Die Expertin spricht sich deshalb dafür aus, dass Schüler möglichst früh mit dem Fach in Berührung kommen. In den niedrigeren Klassen könne dies zum Beispiel mit einem spielerischen Ansatz wie dem Programmieren von kleinen Spielen umgesetzt werden. In den höheren Klassen hingegen könne man sich darauf aufbauend mit rechtlichen Aspekten und dem Umgang mit Medien auseinandersetzen. Diethelm: „Um Digitales beurteilen zu können, muss ich es verstehen.“

Tandem-Variante aus Wirtschaft und Lehrkräften

Derzeit gebe es allerdings zu wenig ausgebildete Lehrer, um das Fach Informatik als Pflichtfach anzubieten, so Diethelm, die auch Fortbildungen für Informatik-Lehrer aus Bremen und Niedersachsen veranstaltet und regelmäßige Treffen unter den Lehrkräften mitorganisiert. Ihre Professur für Didaktik der Informatik an der Universität Oldenburg ist derzeit die einzige in Niedersachsen – in Bremen gibt es keine, da man dort Informatik auch nicht auf Lehramt studieren kann.

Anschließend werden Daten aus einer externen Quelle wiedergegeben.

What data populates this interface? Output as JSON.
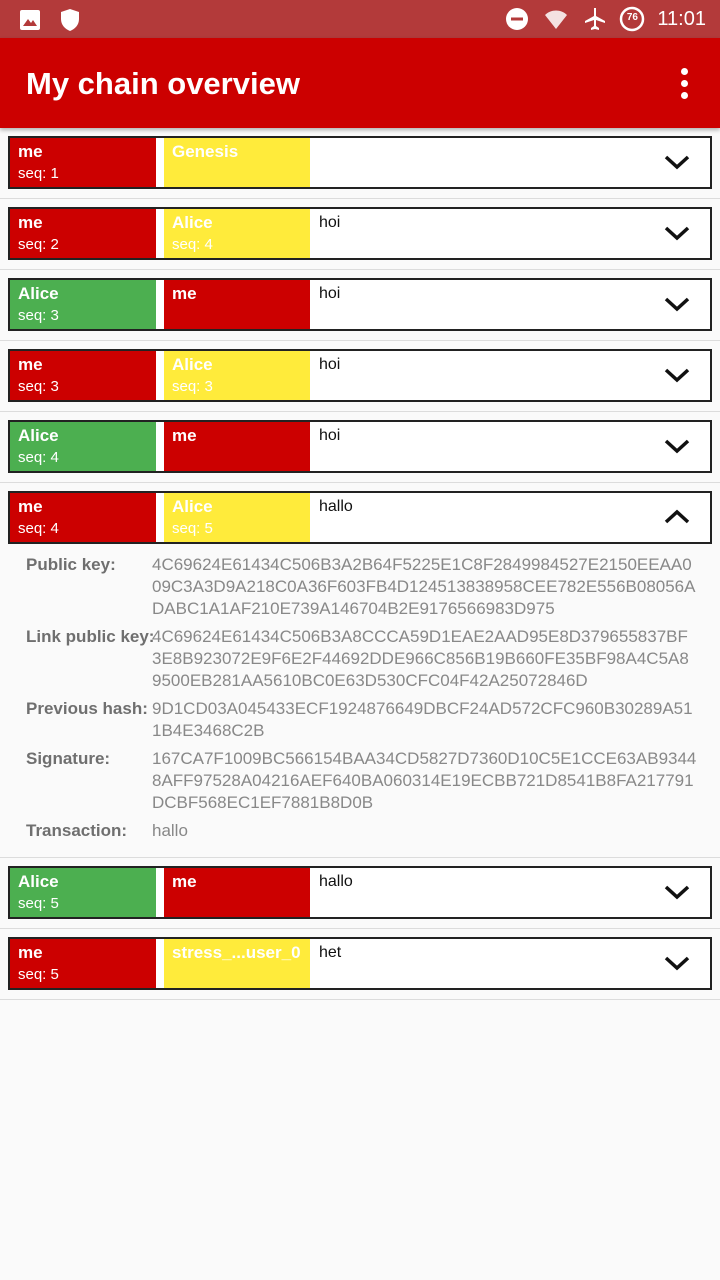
{
  "status_bar": {
    "time": "11:01",
    "battery": "76"
  },
  "app_bar": {
    "title": "My chain overview"
  },
  "blocks": [
    {
      "a_name": "me",
      "a_seq": "seq: 1",
      "a_color": "red",
      "b_name": "Genesis",
      "b_seq": "",
      "b_color": "yellow",
      "tx": "",
      "expanded": false
    },
    {
      "a_name": "me",
      "a_seq": "seq: 2",
      "a_color": "red",
      "b_name": "Alice",
      "b_seq": "seq: 4",
      "b_color": "yellow",
      "tx": "hoi",
      "expanded": false
    },
    {
      "a_name": "Alice",
      "a_seq": "seq: 3",
      "a_color": "green",
      "b_name": "me",
      "b_seq": "",
      "b_color": "red",
      "tx": "hoi",
      "expanded": false
    },
    {
      "a_name": "me",
      "a_seq": "seq: 3",
      "a_color": "red",
      "b_name": "Alice",
      "b_seq": "seq: 3",
      "b_color": "yellow",
      "tx": "hoi",
      "expanded": false
    },
    {
      "a_name": "Alice",
      "a_seq": "seq: 4",
      "a_color": "green",
      "b_name": "me",
      "b_seq": "",
      "b_color": "red",
      "tx": "hoi",
      "expanded": false
    },
    {
      "a_name": "me",
      "a_seq": "seq: 4",
      "a_color": "red",
      "b_name": "Alice",
      "b_seq": "seq: 5",
      "b_color": "yellow",
      "tx": "hallo",
      "expanded": true
    },
    {
      "a_name": "Alice",
      "a_seq": "seq: 5",
      "a_color": "green",
      "b_name": "me",
      "b_seq": "",
      "b_color": "red",
      "tx": "hallo",
      "expanded": false
    },
    {
      "a_name": "me",
      "a_seq": "seq: 5",
      "a_color": "red",
      "b_name": "stress_...user_0",
      "b_seq": "",
      "b_color": "yellow",
      "tx": "het",
      "expanded": false
    }
  ],
  "details": [
    {
      "label": "Public key:",
      "value": "4C69624E61434C506B3A2B64F5225E1C8F2849984527E2150EEAA009C3A3D9A218C0A36F603FB4D124513838958CEE782E556B08056ADABC1A1AF210E739A146704B2E9176566983D975"
    },
    {
      "label": "Link public key:",
      "value": "4C69624E61434C506B3A8CCCA59D1EAE2AAD95E8D379655837BF3E8B923072E9F6E2F44692DDE966C856B19B660FE35BF98A4C5A89500EB281AA5610BC0E63D530CFC04F42A25072846D"
    },
    {
      "label": "Previous hash:",
      "value": "9D1CD03A045433ECF1924876649DBCF24AD572CFC960B30289A511B4E3468C2B"
    },
    {
      "label": "Signature:",
      "value": "167CA7F1009BC566154BAA34CD5827D7360D10C5E1CCE63AB93448AFF97528A04216AEF640BA060314E19ECBB721D8541B8FA217791DCBF568EC1EF7881B8D0B"
    },
    {
      "label": "Transaction:",
      "value": "hallo"
    }
  ],
  "icons": {
    "status_left": [
      "image-icon",
      "shield-icon"
    ],
    "status_right": [
      "dnd-icon",
      "wifi-icon",
      "airplane-icon",
      "battery-icon"
    ],
    "menu": "more-vert-icon",
    "expand": "chevron-down-icon",
    "collapse": "chevron-up-icon"
  },
  "colors": {
    "red": "#cc0000",
    "green": "#4caf50",
    "yellow": "#ffeb3b",
    "appbar": "#cc0000",
    "statusbar": "#b33a3a"
  }
}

Diethelm spricht sich zunächst für eine Einführung des Informatik-Unterrichts als Wahlfach aus – „parallel dazu müssen natürlich Lehrkräfte ausgebildet werden.“ Dabei setzt die Expertin auf eine Tandem-Variante – sie will Wirtschaft und Lehrerpersonal zusammenbringen, um ein ausgewogenes Angebot an Fachwissen und Praxisbezug zu gewährleisten.

Wichtig sei auch, dass die Lehrkräfte digitale Medien nicht nur verstehen, sondern im Unterricht selbst darauf zurückgreifen und keine Scheu vor der Benutzung zeigen. „Für eine Pflichtfach-Einführung braucht es eine konkrete Agenda mit Themen und Weiterbildungsmaßnahmen. Für eine flächendeckende Umsetzung benötigt man einen Vorlauf von mehreren Jahren“, so Diethelm. „Aber man muss jetzt anfangen.“

Modellversuch als Vorlage für Unterrichtsgestaltung

Erste Ergebnisse sind im Rahmen des Modellversuchs „Intech“ entstanden. Damit sollte ein Unterbau für das Fach Informatik geschaffen werden, das an einigen Gymnasien in Niedersachsen bereits eingeführt wurde. Der Modellversuch lief von 2006 bis 2012 und wurde vom Niedersächsischen Kultusministerium, der Universität Göttingen sowie der Universität Oldenburg unterstützt.
„Intech“ sollte die Schüler der Sekundarstufe I an technikbezogene Inhalte und Arbeitsweisen heranführen und das Interesse für informatisch-technische Studiengänge wecken. Die Erkenntnisse flossen unmittelbar in die Entwicklung der Curricularen-Vorgaben für das Fach Informatik sowie in die Lehrerweiterbildung in Niedersachsen ein. „Das war ein sehr guter Ansatz, den ich mir auch für Bremen wünschen würde“, sagt Diethelm.